The omission of these categories from the ceremony is unconscionable. Yet there’s always plenty of time for inane segments involving people texting in to polls about their favorite jump-scare moments, or the host taking selfies in the audience, or ordering out for pizzas for the stars. If you’re going to waste valuable air time, at least make it entertaining and bring back Billy Crystal.
And don’t get me started on the red carpet prelude, which makes me despair for the intelligence of the average viewer. Keep your vacuous chatter and tabloid BS out of my Oscars. What good sports these stars must be to be able to run this shallow gauntlet. Imagine if Glenn Ford had climbed out of a limo and someone tried to engage him in this kind of nonsense. It would take them all night to sweep the teeth out of the carpet.
There has been a sad, inexorable decline in the quality of the ceremony in recent decades and a seeming shift in what the focus of the Oscars should be.

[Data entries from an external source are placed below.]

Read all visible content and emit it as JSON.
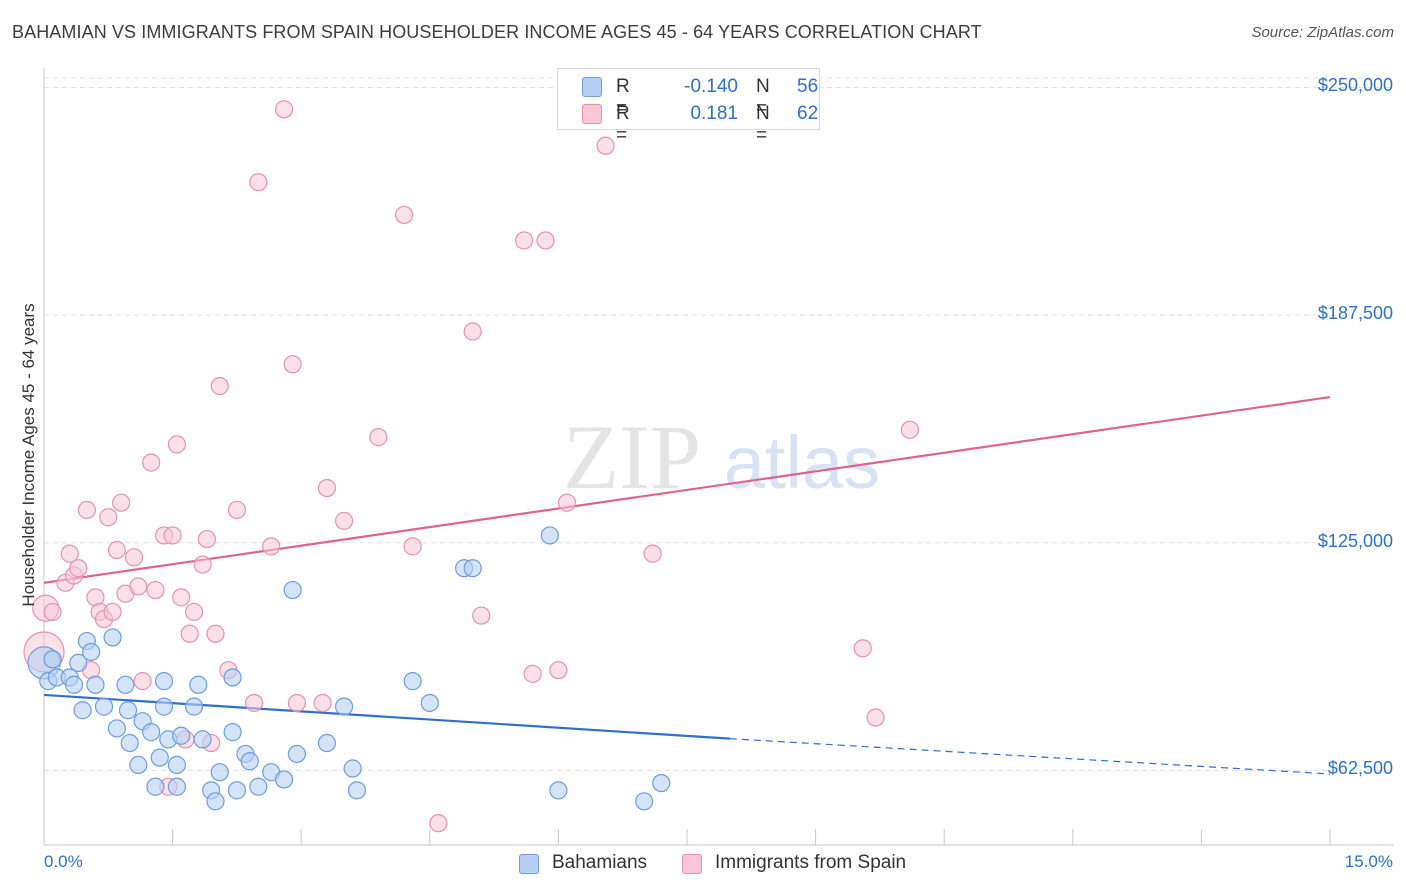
{
  "title": "BAHAMIAN VS IMMIGRANTS FROM SPAIN HOUSEHOLDER INCOME AGES 45 - 64 YEARS CORRELATION CHART",
  "source": "Source: ZipAtlas.com",
  "watermark": {
    "zip": "ZIP",
    "atlas": "atlas"
  },
  "legend_top": {
    "rows": [
      {
        "r_label": "R =",
        "r_value": "-0.140",
        "n_label": "N =",
        "n_value": "56"
      },
      {
        "r_label": "R =",
        "r_value": "0.181",
        "n_label": "N =",
        "n_value": "62"
      }
    ]
  },
  "legend_bottom": {
    "items": [
      "Bahamians",
      "Immigrants from Spain"
    ]
  },
  "colors": {
    "blue_fill": "#b7d0f3",
    "blue_stroke": "#6d9de0",
    "blue_line": "#2f6fd0",
    "pink_fill": "#f8c6d5",
    "pink_stroke": "#e892ad",
    "pink_line": "#e0638d",
    "axis_text": "#2f6fd0",
    "grid": "#e1e1e1"
  },
  "chart_data": {
    "type": "scatter",
    "title": "BAHAMIAN VS IMMIGRANTS FROM SPAIN HOUSEHOLDER INCOME AGES 45 - 64 YEARS CORRELATION CHART",
    "xlabel": "",
    "ylabel": "Householder Income Ages 45 - 64 years",
    "xlim": [
      0,
      15
    ],
    "ylim": [
      42000,
      257000
    ],
    "x_tick_labels": [
      "0.0%",
      "15.0%"
    ],
    "y_ticks": [
      62500,
      125000,
      187500,
      250000
    ],
    "y_tick_labels": [
      "$62,500",
      "$125,000",
      "$187,500",
      "$250,000"
    ],
    "grid": true,
    "legend_position": "top-center",
    "series": [
      {
        "name": "Bahamians",
        "r": -0.14,
        "n": 56,
        "trend": {
          "x": [
            0,
            8.0
          ],
          "y": [
            83200,
            71200
          ],
          "dashed_to": [
            15.0,
            61500
          ]
        },
        "points": [
          [
            0.0,
            92000
          ],
          [
            0.05,
            87000
          ],
          [
            0.1,
            93000
          ],
          [
            0.15,
            88000
          ],
          [
            0.3,
            88000
          ],
          [
            0.35,
            86000
          ],
          [
            0.4,
            92000
          ],
          [
            0.45,
            79000
          ],
          [
            0.5,
            98000
          ],
          [
            0.55,
            95000
          ],
          [
            0.6,
            86000
          ],
          [
            0.7,
            80000
          ],
          [
            0.8,
            99000
          ],
          [
            0.85,
            74000
          ],
          [
            0.95,
            86000
          ],
          [
            0.98,
            79000
          ],
          [
            1.0,
            70000
          ],
          [
            1.1,
            64000
          ],
          [
            1.15,
            76000
          ],
          [
            1.25,
            73000
          ],
          [
            1.3,
            58000
          ],
          [
            1.35,
            66000
          ],
          [
            1.4,
            87000
          ],
          [
            1.4,
            80000
          ],
          [
            1.45,
            71000
          ],
          [
            1.55,
            64000
          ],
          [
            1.55,
            58000
          ],
          [
            1.6,
            72000
          ],
          [
            1.75,
            80000
          ],
          [
            1.8,
            86000
          ],
          [
            1.85,
            71000
          ],
          [
            1.95,
            57000
          ],
          [
            2.0,
            54000
          ],
          [
            2.05,
            62000
          ],
          [
            2.2,
            88000
          ],
          [
            2.2,
            73000
          ],
          [
            2.25,
            57000
          ],
          [
            2.35,
            67000
          ],
          [
            2.4,
            65000
          ],
          [
            2.5,
            58000
          ],
          [
            2.65,
            62000
          ],
          [
            2.8,
            60000
          ],
          [
            2.9,
            112000
          ],
          [
            2.95,
            67000
          ],
          [
            3.3,
            70000
          ],
          [
            3.5,
            80000
          ],
          [
            3.6,
            63000
          ],
          [
            3.65,
            57000
          ],
          [
            4.3,
            87000
          ],
          [
            4.5,
            81000
          ],
          [
            4.9,
            118000
          ],
          [
            5.0,
            118000
          ],
          [
            5.9,
            127000
          ],
          [
            6.0,
            57000
          ],
          [
            7.0,
            54000
          ],
          [
            7.2,
            59000
          ]
        ]
      },
      {
        "name": "Immigrants from Spain",
        "r": 0.181,
        "n": 62,
        "trend": {
          "x": [
            0,
            15.0
          ],
          "y": [
            114000,
            165000
          ]
        },
        "points": [
          [
            0.0,
            95000
          ],
          [
            0.02,
            107000
          ],
          [
            0.1,
            106000
          ],
          [
            0.25,
            114000
          ],
          [
            0.3,
            122000
          ],
          [
            0.35,
            116000
          ],
          [
            0.4,
            118000
          ],
          [
            0.5,
            134000
          ],
          [
            0.55,
            90000
          ],
          [
            0.6,
            110000
          ],
          [
            0.65,
            106000
          ],
          [
            0.7,
            104000
          ],
          [
            0.75,
            132000
          ],
          [
            0.8,
            106000
          ],
          [
            0.85,
            123000
          ],
          [
            0.9,
            136000
          ],
          [
            0.95,
            111000
          ],
          [
            1.05,
            121000
          ],
          [
            1.1,
            113000
          ],
          [
            1.15,
            87000
          ],
          [
            1.25,
            147000
          ],
          [
            1.3,
            112000
          ],
          [
            1.4,
            127000
          ],
          [
            1.45,
            58000
          ],
          [
            1.5,
            127000
          ],
          [
            1.55,
            152000
          ],
          [
            1.6,
            110000
          ],
          [
            1.65,
            71000
          ],
          [
            1.7,
            100000
          ],
          [
            1.75,
            106000
          ],
          [
            1.85,
            119000
          ],
          [
            1.9,
            126000
          ],
          [
            1.95,
            70000
          ],
          [
            2.0,
            100000
          ],
          [
            2.05,
            168000
          ],
          [
            2.15,
            90000
          ],
          [
            2.25,
            134000
          ],
          [
            2.45,
            81000
          ],
          [
            2.5,
            224000
          ],
          [
            2.65,
            124000
          ],
          [
            2.8,
            244000
          ],
          [
            2.9,
            174000
          ],
          [
            2.95,
            81000
          ],
          [
            3.25,
            81000
          ],
          [
            3.3,
            140000
          ],
          [
            3.5,
            131000
          ],
          [
            3.9,
            154000
          ],
          [
            4.2,
            215000
          ],
          [
            4.3,
            124000
          ],
          [
            4.6,
            48000
          ],
          [
            5.0,
            183000
          ],
          [
            5.1,
            105000
          ],
          [
            5.6,
            208000
          ],
          [
            5.7,
            89000
          ],
          [
            5.85,
            208000
          ],
          [
            6.0,
            90000
          ],
          [
            6.1,
            136000
          ],
          [
            6.55,
            234000
          ],
          [
            7.1,
            122000
          ],
          [
            9.55,
            96000
          ],
          [
            9.7,
            77000
          ],
          [
            10.1,
            156000
          ]
        ]
      }
    ]
  }
}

I’m not one of these people that dismisses the Awards out of hand as being obnoxiously self-congratulatory, with a bunch of Hollywood types slapping each other on the back. I mean, that’s essentially what the ceremony was created for in the first place – to celebrate excellence in the industry. The television broadcast is an afterthought, or it should be.
Instead, the Academy keeps casting overboard what it seems to regard as ballast, in a losing bid to retain its dwindling viewership. Forget about it, Academy. It’s over. Not only do you not have a clue about what made the ceremony enjoyable or worthwhile to anyone who loves the movies, but mainstream movies are so terrible now that the only films worth being lauded are those that have become difficult to chase down in a theater and which don’t have as broad an appeal to the average viewer.
To be clear, I don’t believe one should pander to the audience, but maybe if the major studios still offered a wide variety of high-quality films in different genres, instead of twelve months a year of effing superhero movies and sci-fi dystopias, we wouldn’t be looking at a pallet piled high with Netflix or Amazon originals that only a small segment of the public has bothered seek out on cable, while the masses continue to flock to theaters to watch the latest, grimmest Batman or bloated James Bond.
As a radio host, for the last number of years, I’ve done my best to use the lemons to make lemonade. Academy Awards weekend became an excuse to celebrate Oscar history, as I continued to program memorable film scores from many of the screen’s great classics. But as the years pass, and one mediocre honoree bleeds into another, that vein is getting smaller and smaller.
Not having the freedom to do that kind of show anymore, going forward, I choose to celebrate not by watching the Academy Awards, but by ordering a pizza, loading up a playlist of classic film scores for my own enjoyment, and then working through a pile of DVDs of some of my favorite Oscar-decorated films.
In short, so long, Academy. Thanks for the memory.